No fim da contas, o empate foi um resultado que ilustrou bem a partida, mas o Cruzeiro esteve bem mais perto da vitória.
Sistemas de jogo
O Cruzeiro entrou no habitual 4-2-3-1 de Marcelo Oliveira em sua rotação “titular”. Do gol, Fábio viu Dedé e Bruno Rodrigo fazendo a dupla de área, com Ceará no flanco direito e Egídio pela esquerda. A proteção ficou por conta de Nilton e Lucas Silva, este último ligeiramente mais solto e próximo do setor mais fluido da equipe, o trio de meias. Éverton Ribeiro, Ricardo Goulart e Willian partem da direita, centro e esquerda respectivamente, mas promovem muitas trocas entre si e tendo ainda a ajuda do centroavante Borges neste carrossel.

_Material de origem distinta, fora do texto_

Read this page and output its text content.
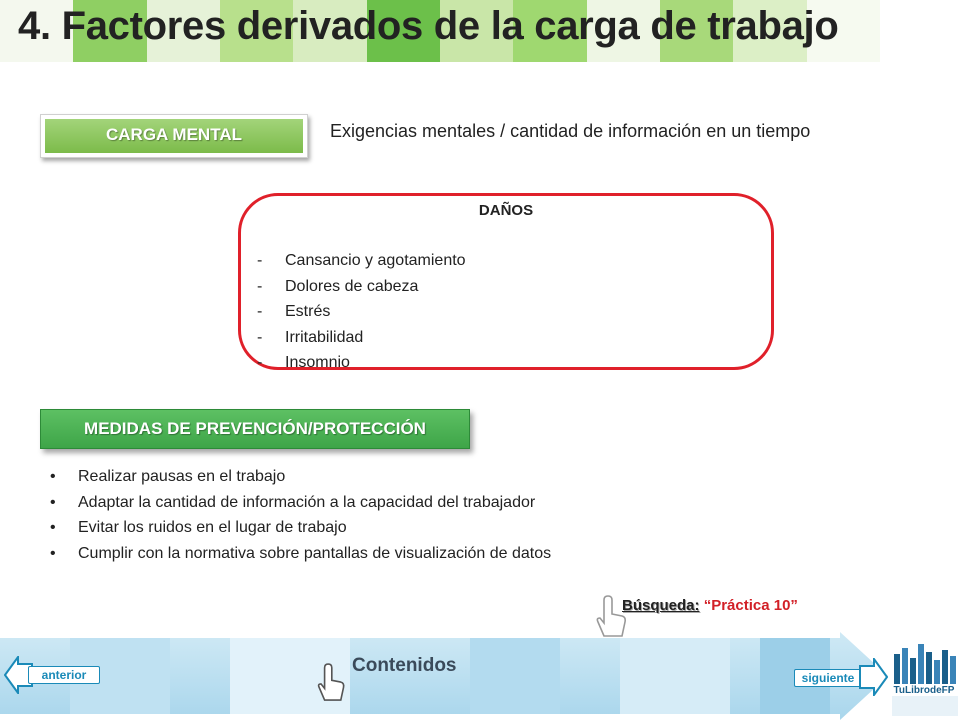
4. Factores derivados de la carga de trabajo
CARGA MENTAL	Exigencias mentales / cantidad de información en un tiempo
DAÑOS
- Cansancio y agotamiento
- Dolores de cabeza
- Estrés
- Irritabilidad
- Insomnio
MEDIDAS DE PREVENCIÓN/PROTECCIÓN
• Realizar pausas en el trabajo
• Adaptar la cantidad de información a la capacidad del trabajador
• Evitar los ruidos en el lugar de trabajo
• Cumplir con la normativa sobre pantallas de visualización de datos
Búsqueda: “Práctica 10”
Contenidos
anterior	siguiente
TuLibrodeFP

Tite “enganou” a imprensa inteira, que, pela suspensão de Guerrero e com Alexandre Pato fora do time titular, dizia que seria um Corinthians sem centroavante. É a velha mania da mídia de olhar apenas a posição de origem do jogador e dar a informação sem olhar sua função em campo. Acabou sendo o mesmo 4-2-3-1 que o Corinthians usou durante toda a era Tite, com Cássio no gol, Edenílson na lateral direita, Gil e Paulo André no miolo e Igor na esquerda. Ralf foi o primeiro volante, com Maldonado a seu lado e atrás de Danilo à direita, Douglas pelo centro e Emerson à esquerda, deixando Romarinho para brigar com os zagueiros.
Defendendo
Saída de bola do Corinthians. Dois passes para trás e Paulo André já faz o chutão para se livrar da pressão de Borges (assista o início deste vídeo para ver). É a característica deste Cruzeiro 2013: marcação pressão no alto do campo no início das partidas, recuperando a posse no campo adversário ou forçando o erro — algo que era característico do Corinthians de Tite no ano passado. A forte marcação imposta mal deixava Fábio aparecer na transmissão, pois o Corinthians sequer conseguia chegar perto da área celeste.
Além disso, posicionar Romarinho entre os zagueiros cruzeirenses não foi a melhor opção, já que o corintiano desapareceu nos quinze primeiros minutos. Logo Tite “corrigiu” isso invertendo o jovem com Emerson, que estava travando — e perdendo — um duelo intenso com Ceará na esquerda. O time da casa passou a ter uma presença melhor na faixa central, principalmente quando Douglas e Emerson trocavam passes, mas a zaga cruzeirense levou a melhor sempre.
Atacando
Quando roubava a bola, o Cruzeiro promovia a tradicional aproximação dos três meias — Ribeiro, Goulart e Willian se procuram em campo, gerando jogadas como esta. Essa aproximação, uma coisa que Michael Cox, do excelente Zonal Marking, chama de narrowness — “estreiteza”, numa tradução livre — tem duas consequências. Uma é povoar o meio-campo central, causando superioridade numérica no setor e levando a uma tendência de ganhar a batalha pela posse de bola. Outra é abrir os corredores para o apoio dos laterais, que vem sendo uma das principais armas ofensivas do Cruzeiro nesta temporada (leia o artigo sobre a vitória do City sobre o United escrito por Michael onde ele fala exatamente dessas duas coisas).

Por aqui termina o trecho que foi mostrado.